Sonra, dindarlığın vicdanı ve barometresi olarak algıladığım okuyucum Ümit Bey’den şu iletiyi aldım:
“Dindarlara düşmanlık yapan Atatürk ilke ve inkılâplarına ve darbecilerin yaptığı Anayasa’ya bağlı kalmayacağıma, milliyetçiliğin her türüne karşı çıkacağıma, hiçbir ırkın diğerinden üstün olmadığına inanacağıma yemin ederim. Ne olduğu meçhul, nereye çekersen oraya gelecek ‘millî, ahlakî, insanî, manevî ve kültürel değerlere’ değil; çağdaş, güncel, tüm dünyanın kabullendiği ve ortak paydada buluştuğu değerlere bağlı kalacağıma yemin ederim. Dindarlara baskı aracı olarak kullanılan, dinin toplumsal hayattan dışlanmasını hedefleyen ve dünyada başka örneği olmayan Kemalist laikliğe değil, din ve vicdan özgürlüğüne, ‘dinde zorlama yoktur ayetine’ bağlı kalacağıma yemin ederim. Bu da benim yeminim. Bu yeminle Enerji Piyasası Düzenleme Kurumu’na giremeyeceğim kesin. Zaten benim bu tip kurumlarla işim olmaz; hedefim Allah'ın cennetine girebilmek; cennete inanmayanların da kalbine girebilmek. Bu yeminle hedeflerime ulaşabilirim. Belki dünyada işçi olarak ölürüm, ama olsun, ben buna razıyım.”

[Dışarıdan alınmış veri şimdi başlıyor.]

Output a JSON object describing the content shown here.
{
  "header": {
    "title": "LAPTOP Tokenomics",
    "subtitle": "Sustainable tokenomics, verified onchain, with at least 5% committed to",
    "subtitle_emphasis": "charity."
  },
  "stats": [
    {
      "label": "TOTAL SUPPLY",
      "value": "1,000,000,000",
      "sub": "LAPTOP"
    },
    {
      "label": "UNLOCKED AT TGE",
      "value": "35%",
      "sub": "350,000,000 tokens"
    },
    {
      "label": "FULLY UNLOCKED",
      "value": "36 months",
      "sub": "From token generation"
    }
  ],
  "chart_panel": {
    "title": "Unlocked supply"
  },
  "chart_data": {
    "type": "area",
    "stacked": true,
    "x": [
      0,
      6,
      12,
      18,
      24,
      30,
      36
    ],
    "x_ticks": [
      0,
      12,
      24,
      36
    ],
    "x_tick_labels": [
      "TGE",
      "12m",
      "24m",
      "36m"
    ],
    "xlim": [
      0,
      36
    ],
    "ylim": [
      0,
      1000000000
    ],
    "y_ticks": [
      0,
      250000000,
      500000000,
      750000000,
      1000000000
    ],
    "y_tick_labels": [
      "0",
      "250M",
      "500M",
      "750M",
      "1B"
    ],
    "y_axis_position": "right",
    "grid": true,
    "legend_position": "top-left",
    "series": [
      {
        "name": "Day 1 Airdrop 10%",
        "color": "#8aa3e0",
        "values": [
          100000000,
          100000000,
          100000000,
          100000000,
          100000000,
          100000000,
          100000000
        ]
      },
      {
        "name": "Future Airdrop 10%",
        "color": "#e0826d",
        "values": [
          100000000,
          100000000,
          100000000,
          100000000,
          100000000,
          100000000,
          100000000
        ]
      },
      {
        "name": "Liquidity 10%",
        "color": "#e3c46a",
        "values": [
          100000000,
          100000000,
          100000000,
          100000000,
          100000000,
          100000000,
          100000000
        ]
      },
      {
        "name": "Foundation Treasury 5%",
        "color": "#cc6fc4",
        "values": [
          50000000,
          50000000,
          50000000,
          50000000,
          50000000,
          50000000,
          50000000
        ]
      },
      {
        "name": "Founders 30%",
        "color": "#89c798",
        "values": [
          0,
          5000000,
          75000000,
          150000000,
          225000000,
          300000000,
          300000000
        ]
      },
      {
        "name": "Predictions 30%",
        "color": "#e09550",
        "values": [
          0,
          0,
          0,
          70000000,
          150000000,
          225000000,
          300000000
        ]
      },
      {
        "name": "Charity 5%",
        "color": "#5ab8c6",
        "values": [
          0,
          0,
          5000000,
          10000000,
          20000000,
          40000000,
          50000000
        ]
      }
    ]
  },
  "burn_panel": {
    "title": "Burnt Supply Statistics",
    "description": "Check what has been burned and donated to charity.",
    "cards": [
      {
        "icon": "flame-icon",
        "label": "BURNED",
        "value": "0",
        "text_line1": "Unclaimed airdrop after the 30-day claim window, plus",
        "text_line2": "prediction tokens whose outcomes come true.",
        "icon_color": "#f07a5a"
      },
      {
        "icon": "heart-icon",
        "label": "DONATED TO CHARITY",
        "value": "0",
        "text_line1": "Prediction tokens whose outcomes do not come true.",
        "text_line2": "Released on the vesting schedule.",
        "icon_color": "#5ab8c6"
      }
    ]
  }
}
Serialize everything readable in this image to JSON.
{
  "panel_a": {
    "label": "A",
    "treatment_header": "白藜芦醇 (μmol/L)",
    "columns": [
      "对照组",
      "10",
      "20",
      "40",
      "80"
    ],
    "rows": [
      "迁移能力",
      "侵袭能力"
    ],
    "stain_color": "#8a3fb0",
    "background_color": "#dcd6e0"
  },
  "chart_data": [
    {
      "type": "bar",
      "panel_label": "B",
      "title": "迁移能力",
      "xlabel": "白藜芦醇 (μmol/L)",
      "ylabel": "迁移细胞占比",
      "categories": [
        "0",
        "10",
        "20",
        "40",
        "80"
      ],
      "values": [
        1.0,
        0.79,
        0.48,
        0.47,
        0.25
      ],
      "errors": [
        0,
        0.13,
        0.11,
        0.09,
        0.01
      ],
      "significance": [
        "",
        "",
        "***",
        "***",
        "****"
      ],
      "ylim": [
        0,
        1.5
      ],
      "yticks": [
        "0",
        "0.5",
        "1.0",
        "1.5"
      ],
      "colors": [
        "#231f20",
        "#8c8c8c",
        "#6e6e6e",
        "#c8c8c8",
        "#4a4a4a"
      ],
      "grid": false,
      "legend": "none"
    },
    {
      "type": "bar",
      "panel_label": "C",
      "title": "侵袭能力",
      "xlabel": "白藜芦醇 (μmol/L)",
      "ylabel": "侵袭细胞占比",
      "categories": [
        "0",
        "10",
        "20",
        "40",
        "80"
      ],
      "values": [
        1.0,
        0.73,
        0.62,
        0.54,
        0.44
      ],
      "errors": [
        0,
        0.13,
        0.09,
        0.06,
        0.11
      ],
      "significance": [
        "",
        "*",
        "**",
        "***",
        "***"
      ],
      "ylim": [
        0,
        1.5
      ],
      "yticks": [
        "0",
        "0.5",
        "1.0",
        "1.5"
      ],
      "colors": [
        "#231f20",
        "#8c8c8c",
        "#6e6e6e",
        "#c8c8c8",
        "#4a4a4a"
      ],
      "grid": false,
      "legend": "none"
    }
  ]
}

Teolojik değil ama güncel siyasî konularda Ümit Bey’le farklı düşündüğümüz az konu var. Ama bunlardan bir tanesi kilit bir konu.
Kürt sorununun çözümü konusunda, Kürtlerin taleplerinin karşılanması gerektiği konusunda hemfikiriz. Ama tartışma PKK’ye, BDP’ye geldiği anda kafa kafaya geliyoruz.

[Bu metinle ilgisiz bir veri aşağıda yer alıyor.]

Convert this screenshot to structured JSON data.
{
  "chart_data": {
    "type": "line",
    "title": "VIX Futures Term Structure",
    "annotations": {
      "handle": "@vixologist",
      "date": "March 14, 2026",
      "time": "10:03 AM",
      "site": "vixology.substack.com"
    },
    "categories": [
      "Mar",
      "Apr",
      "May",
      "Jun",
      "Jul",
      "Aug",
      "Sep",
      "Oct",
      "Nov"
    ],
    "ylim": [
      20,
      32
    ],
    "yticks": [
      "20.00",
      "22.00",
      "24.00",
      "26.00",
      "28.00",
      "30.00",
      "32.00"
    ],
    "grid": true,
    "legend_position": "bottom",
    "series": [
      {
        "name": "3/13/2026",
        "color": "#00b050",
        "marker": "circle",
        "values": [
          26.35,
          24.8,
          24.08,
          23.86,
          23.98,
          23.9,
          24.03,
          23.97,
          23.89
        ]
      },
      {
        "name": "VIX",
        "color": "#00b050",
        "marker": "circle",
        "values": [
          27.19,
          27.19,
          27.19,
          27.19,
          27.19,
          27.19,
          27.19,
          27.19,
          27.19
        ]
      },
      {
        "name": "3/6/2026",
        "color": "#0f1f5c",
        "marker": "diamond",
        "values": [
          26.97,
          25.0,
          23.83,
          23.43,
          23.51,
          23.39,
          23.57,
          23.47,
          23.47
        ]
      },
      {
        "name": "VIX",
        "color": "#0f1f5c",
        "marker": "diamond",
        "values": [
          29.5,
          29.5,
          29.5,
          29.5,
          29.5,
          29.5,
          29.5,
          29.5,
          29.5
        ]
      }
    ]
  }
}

Kürtlerin tüm haklarını savunan Ümit Bey, Kürtlerin örgütlerine öfkeleniyor, suçluyor, yanlış buluyor, kızıyor.
Ve bu tavır Ümit Bey’e özgü değil.
Başbakan’dan başlıyor, hükümete yakın gazetelerin sayfalarından yayılıyor ve hatta Taraf gazetesinde bile, heyhat, yankı buluyor.

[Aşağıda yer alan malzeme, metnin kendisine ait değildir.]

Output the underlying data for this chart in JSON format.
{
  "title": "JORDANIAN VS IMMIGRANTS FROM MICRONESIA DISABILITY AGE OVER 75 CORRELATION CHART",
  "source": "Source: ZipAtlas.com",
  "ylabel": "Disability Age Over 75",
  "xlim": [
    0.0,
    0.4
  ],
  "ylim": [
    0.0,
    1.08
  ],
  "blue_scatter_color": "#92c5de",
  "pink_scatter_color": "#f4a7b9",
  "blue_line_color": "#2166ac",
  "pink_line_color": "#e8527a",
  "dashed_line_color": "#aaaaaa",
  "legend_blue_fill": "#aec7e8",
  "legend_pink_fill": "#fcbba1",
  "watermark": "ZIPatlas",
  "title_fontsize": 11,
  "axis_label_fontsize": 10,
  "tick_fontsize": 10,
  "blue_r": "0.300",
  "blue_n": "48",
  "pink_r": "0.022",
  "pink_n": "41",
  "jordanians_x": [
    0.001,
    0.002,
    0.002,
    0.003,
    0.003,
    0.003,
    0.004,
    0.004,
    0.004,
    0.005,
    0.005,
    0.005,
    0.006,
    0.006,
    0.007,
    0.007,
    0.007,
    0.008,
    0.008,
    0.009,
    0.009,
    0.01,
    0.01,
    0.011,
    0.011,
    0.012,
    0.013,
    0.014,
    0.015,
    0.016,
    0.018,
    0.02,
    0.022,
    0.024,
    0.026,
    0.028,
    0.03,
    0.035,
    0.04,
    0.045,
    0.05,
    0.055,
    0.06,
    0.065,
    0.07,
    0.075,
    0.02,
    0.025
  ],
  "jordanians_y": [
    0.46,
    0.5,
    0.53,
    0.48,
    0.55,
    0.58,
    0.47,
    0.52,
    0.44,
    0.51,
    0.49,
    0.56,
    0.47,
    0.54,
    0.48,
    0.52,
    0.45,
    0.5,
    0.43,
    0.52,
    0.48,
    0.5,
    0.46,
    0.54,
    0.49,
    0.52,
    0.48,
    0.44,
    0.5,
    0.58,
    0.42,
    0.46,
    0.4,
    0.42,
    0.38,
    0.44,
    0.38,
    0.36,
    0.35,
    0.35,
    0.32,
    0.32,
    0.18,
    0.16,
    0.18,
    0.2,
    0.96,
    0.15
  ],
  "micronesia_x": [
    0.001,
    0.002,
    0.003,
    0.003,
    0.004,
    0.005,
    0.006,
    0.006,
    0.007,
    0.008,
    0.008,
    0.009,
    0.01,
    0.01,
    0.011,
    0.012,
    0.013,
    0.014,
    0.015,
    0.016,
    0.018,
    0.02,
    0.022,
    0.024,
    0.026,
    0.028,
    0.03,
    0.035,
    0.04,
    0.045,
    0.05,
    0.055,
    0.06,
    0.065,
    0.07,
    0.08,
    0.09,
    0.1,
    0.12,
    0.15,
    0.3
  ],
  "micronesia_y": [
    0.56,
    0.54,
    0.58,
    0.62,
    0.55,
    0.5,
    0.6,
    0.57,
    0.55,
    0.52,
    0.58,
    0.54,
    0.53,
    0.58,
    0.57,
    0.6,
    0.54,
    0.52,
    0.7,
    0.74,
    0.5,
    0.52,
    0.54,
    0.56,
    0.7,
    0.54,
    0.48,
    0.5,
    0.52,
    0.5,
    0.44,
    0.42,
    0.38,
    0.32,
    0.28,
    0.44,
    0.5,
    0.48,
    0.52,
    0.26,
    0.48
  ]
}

“PKK derin devletin işini yapmaktadır”, “PKK ile Ergenekon kardeş örgütlerdir”, “Öcalan makul, ama Kandil herşeyi bozuyor”. Açıkça söylenmiyor pek, ama “PKK ile BDP olmasa, ne güzel çözülecekti bu sorun” diye düşünülüyor adeta.
Cümleten yanılıyorsunuz arkadaşlar!
Kürt halkının örgütleri olmadan çözülmez bu mesele.
Kürt halkı, örgütlü olduğu için bu meseleyi çözümün eşiğine getirmeyi başardı.
Her Kürt bunu biliyor. Örgütleri beğenip seven de biliyor, beğenmeyen, sevmeyen de biliyor.
Murat Karayılan, Hasan Cemal’e şöyle demiş:
“Başbakan şöyle diyebilmeli: ‘Türk-Kürt kardeşliği bin yıl öncesine gider.. Fakat 1924 sonrası Kürt inkârı gelişmiş, benimsenmiş.. Büyük trajedilere neden olan bu inkâr politikası yanlıştı. Ve PKK, Öcalan, bu inkâr siyasetinin sonucu olarak ortaya çıktı. Şimdi biz bu tarihsel yanlışı telafi ediyoruz.’ Başbakan böyle derse, kimse Öcalan’dı, PKK’ydi demez ki... PKK durup dururken ortaya çıkmadı ki.. Biz piknik yapmaya çıkmadık ki dağa...”
Kürt halkı piknik yapmadığı, örgütlendiği ve örgütlü mücadele verdiği için çözümün eşiğindeyiz.
Üstelik sadece Kürt sorununun değil, Kürtler örgütlendiği ve örgütlü mücadele verdiği için daha pek çok şeyin de çözümüne yakınız. Yemin meselesinin, demokrasinin, asker sorununun, dindarların sorunlarının, vatandaşlık ve azınlık sorunlarının...
Kürtlerin örgütlü mücadelesi Kemalist devletin çivilerini yerinden oynatmasaydı, büyük ihtimalle bunların hiçbiri gündeme gelemeyecekti.
“Artık dağıtın şu kötü örgütlerinizi” demek yerine, teşekkür etmemiz gerekir bence bu örgütlere.